Yes, of course simulation and remains dynamic interesting market. As a market, as a whole simulation is expected to grow at 6%, 7%. We believe that electromagnetic simulation has the potential to grow at a faster pace than the overall simulation market and in addition I would say, we are gaining market share in simulation in our traditional market, which is actually finite element analysis with SIMULIA and where we are growing at a faster pace than the market.
Just a last one, would you be interested in any other vertical like semiconductors for you know semiconducting design tools.

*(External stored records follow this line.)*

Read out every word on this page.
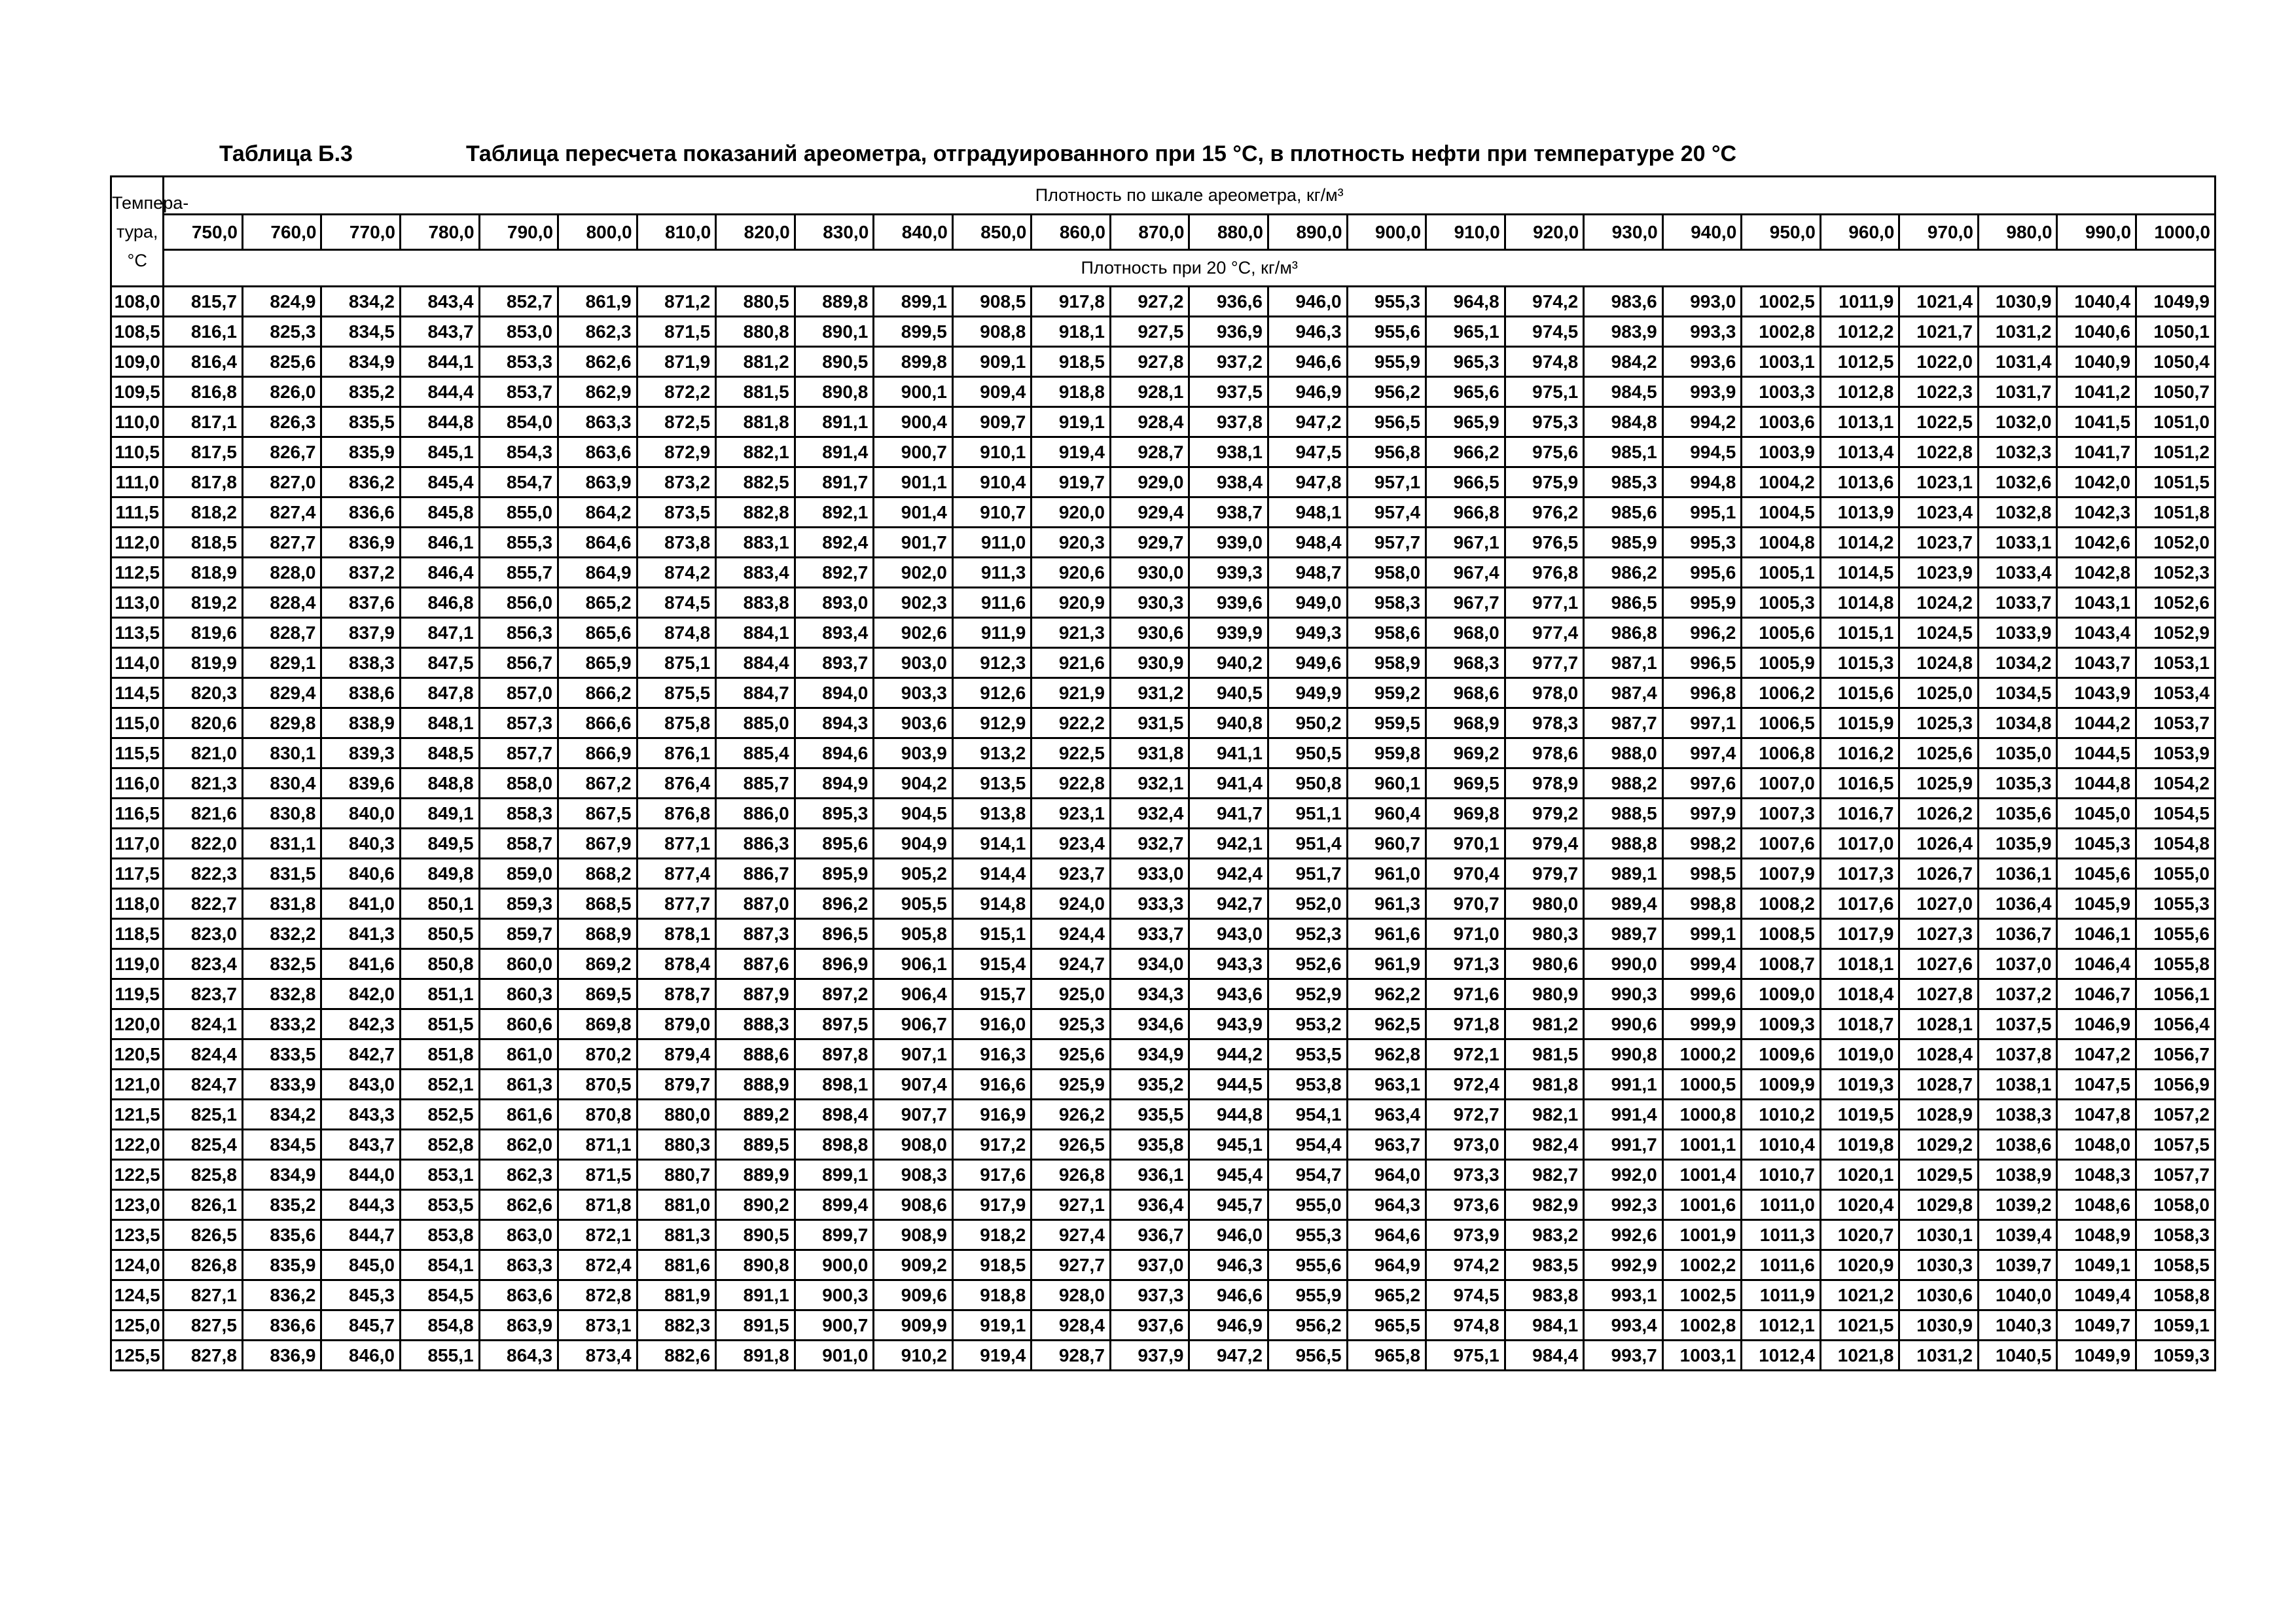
Таблица Б.3	Таблица пересчета показаний ареометра, отградуированного при 15 °С, в плотность нефти при температуре 20 °С
Темпера-
тура,
°С	Плотность по шкале ареометра, кг/м³																									
	750,0	760,0	770,0	780,0	790,0	800,0	810,0	820,0	830,0	840,0	850,0	860,0	870,0	880,0	890,0	900,0	910,0	920,0	930,0	940,0	950,0	960,0	970,0	980,0	990,0	1000,0
	Плотность при 20 °С, кг/м³																									
108,0	815,7	824,9	834,2	843,4	852,7	861,9	871,2	880,5	889,8	899,1	908,5	917,8	927,2	936,6	946,0	955,3	964,8	974,2	983,6	993,0	1002,5	1011,9	1021,4	1030,9	1040,4	1049,9
108,5	816,1	825,3	834,5	843,7	853,0	862,3	871,5	880,8	890,1	899,5	908,8	918,1	927,5	936,9	946,3	955,6	965,1	974,5	983,9	993,3	1002,8	1012,2	1021,7	1031,2	1040,6	1050,1
109,0	816,4	825,6	834,9	844,1	853,3	862,6	871,9	881,2	890,5	899,8	909,1	918,5	927,8	937,2	946,6	955,9	965,3	974,8	984,2	993,6	1003,1	1012,5	1022,0	1031,4	1040,9	1050,4
109,5	816,8	826,0	835,2	844,4	853,7	862,9	872,2	881,5	890,8	900,1	909,4	918,8	928,1	937,5	946,9	956,2	965,6	975,1	984,5	993,9	1003,3	1012,8	1022,3	1031,7	1041,2	1050,7
110,0	817,1	826,3	835,5	844,8	854,0	863,3	872,5	881,8	891,1	900,4	909,7	919,1	928,4	937,8	947,2	956,5	965,9	975,3	984,8	994,2	1003,6	1013,1	1022,5	1032,0	1041,5	1051,0
110,5	817,5	826,7	835,9	845,1	854,3	863,6	872,9	882,1	891,4	900,7	910,1	919,4	928,7	938,1	947,5	956,8	966,2	975,6	985,1	994,5	1003,9	1013,4	1022,8	1032,3	1041,7	1051,2
111,0	817,8	827,0	836,2	845,4	854,7	863,9	873,2	882,5	891,7	901,1	910,4	919,7	929,0	938,4	947,8	957,1	966,5	975,9	985,3	994,8	1004,2	1013,6	1023,1	1032,6	1042,0	1051,5
111,5	818,2	827,4	836,6	845,8	855,0	864,2	873,5	882,8	892,1	901,4	910,7	920,0	929,4	938,7	948,1	957,4	966,8	976,2	985,6	995,1	1004,5	1013,9	1023,4	1032,8	1042,3	1051,8
112,0	818,5	827,7	836,9	846,1	855,3	864,6	873,8	883,1	892,4	901,7	911,0	920,3	929,7	939,0	948,4	957,7	967,1	976,5	985,9	995,3	1004,8	1014,2	1023,7	1033,1	1042,6	1052,0
112,5	818,9	828,0	837,2	846,4	855,7	864,9	874,2	883,4	892,7	902,0	911,3	920,6	930,0	939,3	948,7	958,0	967,4	976,8	986,2	995,6	1005,1	1014,5	1023,9	1033,4	1042,8	1052,3
113,0	819,2	828,4	837,6	846,8	856,0	865,2	874,5	883,8	893,0	902,3	911,6	920,9	930,3	939,6	949,0	958,3	967,7	977,1	986,5	995,9	1005,3	1014,8	1024,2	1033,7	1043,1	1052,6
113,5	819,6	828,7	837,9	847,1	856,3	865,6	874,8	884,1	893,4	902,6	911,9	921,3	930,6	939,9	949,3	958,6	968,0	977,4	986,8	996,2	1005,6	1015,1	1024,5	1033,9	1043,4	1052,9
114,0	819,9	829,1	838,3	847,5	856,7	865,9	875,1	884,4	893,7	903,0	912,3	921,6	930,9	940,2	949,6	958,9	968,3	977,7	987,1	996,5	1005,9	1015,3	1024,8	1034,2	1043,7	1053,1
114,5	820,3	829,4	838,6	847,8	857,0	866,2	875,5	884,7	894,0	903,3	912,6	921,9	931,2	940,5	949,9	959,2	968,6	978,0	987,4	996,8	1006,2	1015,6	1025,0	1034,5	1043,9	1053,4
115,0	820,6	829,8	838,9	848,1	857,3	866,6	875,8	885,0	894,3	903,6	912,9	922,2	931,5	940,8	950,2	959,5	968,9	978,3	987,7	997,1	1006,5	1015,9	1025,3	1034,8	1044,2	1053,7
115,5	821,0	830,1	839,3	848,5	857,7	866,9	876,1	885,4	894,6	903,9	913,2	922,5	931,8	941,1	950,5	959,8	969,2	978,6	988,0	997,4	1006,8	1016,2	1025,6	1035,0	1044,5	1053,9
116,0	821,3	830,4	839,6	848,8	858,0	867,2	876,4	885,7	894,9	904,2	913,5	922,8	932,1	941,4	950,8	960,1	969,5	978,9	988,2	997,6	1007,0	1016,5	1025,9	1035,3	1044,8	1054,2
116,5	821,6	830,8	840,0	849,1	858,3	867,5	876,8	886,0	895,3	904,5	913,8	923,1	932,4	941,7	951,1	960,4	969,8	979,2	988,5	997,9	1007,3	1016,7	1026,2	1035,6	1045,0	1054,5
117,0	822,0	831,1	840,3	849,5	858,7	867,9	877,1	886,3	895,6	904,9	914,1	923,4	932,7	942,1	951,4	960,7	970,1	979,4	988,8	998,2	1007,6	1017,0	1026,4	1035,9	1045,3	1054,8
117,5	822,3	831,5	840,6	849,8	859,0	868,2	877,4	886,7	895,9	905,2	914,4	923,7	933,0	942,4	951,7	961,0	970,4	979,7	989,1	998,5	1007,9	1017,3	1026,7	1036,1	1045,6	1055,0
118,0	822,7	831,8	841,0	850,1	859,3	868,5	877,7	887,0	896,2	905,5	914,8	924,0	933,3	942,7	952,0	961,3	970,7	980,0	989,4	998,8	1008,2	1017,6	1027,0	1036,4	1045,9	1055,3
118,5	823,0	832,2	841,3	850,5	859,7	868,9	878,1	887,3	896,5	905,8	915,1	924,4	933,7	943,0	952,3	961,6	971,0	980,3	989,7	999,1	1008,5	1017,9	1027,3	1036,7	1046,1	1055,6
119,0	823,4	832,5	841,6	850,8	860,0	869,2	878,4	887,6	896,9	906,1	915,4	924,7	934,0	943,3	952,6	961,9	971,3	980,6	990,0	999,4	1008,7	1018,1	1027,6	1037,0	1046,4	1055,8
119,5	823,7	832,8	842,0	851,1	860,3	869,5	878,7	887,9	897,2	906,4	915,7	925,0	934,3	943,6	952,9	962,2	971,6	980,9	990,3	999,6	1009,0	1018,4	1027,8	1037,2	1046,7	1056,1
120,0	824,1	833,2	842,3	851,5	860,6	869,8	879,0	888,3	897,5	906,7	916,0	925,3	934,6	943,9	953,2	962,5	971,8	981,2	990,6	999,9	1009,3	1018,7	1028,1	1037,5	1046,9	1056,4
120,5	824,4	833,5	842,7	851,8	861,0	870,2	879,4	888,6	897,8	907,1	916,3	925,6	934,9	944,2	953,5	962,8	972,1	981,5	990,8	1000,2	1009,6	1019,0	1028,4	1037,8	1047,2	1056,7
121,0	824,7	833,9	843,0	852,1	861,3	870,5	879,7	888,9	898,1	907,4	916,6	925,9	935,2	944,5	953,8	963,1	972,4	981,8	991,1	1000,5	1009,9	1019,3	1028,7	1038,1	1047,5	1056,9
121,5	825,1	834,2	843,3	852,5	861,6	870,8	880,0	889,2	898,4	907,7	916,9	926,2	935,5	944,8	954,1	963,4	972,7	982,1	991,4	1000,8	1010,2	1019,5	1028,9	1038,3	1047,8	1057,2
122,0	825,4	834,5	843,7	852,8	862,0	871,1	880,3	889,5	898,8	908,0	917,2	926,5	935,8	945,1	954,4	963,7	973,0	982,4	991,7	1001,1	1010,4	1019,8	1029,2	1038,6	1048,0	1057,5
122,5	825,8	834,9	844,0	853,1	862,3	871,5	880,7	889,9	899,1	908,3	917,6	926,8	936,1	945,4	954,7	964,0	973,3	982,7	992,0	1001,4	1010,7	1020,1	1029,5	1038,9	1048,3	1057,7
123,0	826,1	835,2	844,3	853,5	862,6	871,8	881,0	890,2	899,4	908,6	917,9	927,1	936,4	945,7	955,0	964,3	973,6	982,9	992,3	1001,6	1011,0	1020,4	1029,8	1039,2	1048,6	1058,0
123,5	826,5	835,6	844,7	853,8	863,0	872,1	881,3	890,5	899,7	908,9	918,2	927,4	936,7	946,0	955,3	964,6	973,9	983,2	992,6	1001,9	1011,3	1020,7	1030,1	1039,4	1048,9	1058,3
124,0	826,8	835,9	845,0	854,1	863,3	872,4	881,6	890,8	900,0	909,2	918,5	927,7	937,0	946,3	955,6	964,9	974,2	983,5	992,9	1002,2	1011,6	1020,9	1030,3	1039,7	1049,1	1058,5
124,5	827,1	836,2	845,3	854,5	863,6	872,8	881,9	891,1	900,3	909,6	918,8	928,0	937,3	946,6	955,9	965,2	974,5	983,8	993,1	1002,5	1011,9	1021,2	1030,6	1040,0	1049,4	1058,8
125,0	827,5	836,6	845,7	854,8	863,9	873,1	882,3	891,5	900,7	909,9	919,1	928,4	937,6	946,9	956,2	965,5	974,8	984,1	993,4	1002,8	1012,1	1021,5	1030,9	1040,3	1049,7	1059,1
125,5	827,8	836,9	846,0	855,1	864,3	873,4	882,6	891,8	901,0	910,2	919,4	928,7	937,9	947,2	956,5	965,8	975,1	984,4	993,7	1003,1	1012,4	1021,8	1031,2	1040,5	1049,9	1059,3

We’ve been looking at this sector for 20 years now, we do a lot in this area in the following domains; configuration of IP which are loaded on this chips, we have partnership for of course for board design with different software suppliers and then we do the system integration for what we call overall system integration like automotive high tech in aerospace, high tech in marine and offshore in every single industries. Of course, we have to look at exactly the future of this sector and it’s not obvious that its double-digit growing sector, it has not [indiscernible] case in the past. So any decision in these areas we’ll have to integrate priorities and we cannot say anything more at this point in time, there are many, many things we need to address for the 12 industries on 69 segments we address and we have to go for, what we believe is, are the highest value long-term.
No further question on the line sir please continue.
So thank you very much all of you for participating to this call on this morning to the webcast and we of course stay available to address any further question in the next coming day. Thank you for following us. Have a great day.
Thank you. That does conclude this conference for today. Thank you all for participating, you may all disconnect.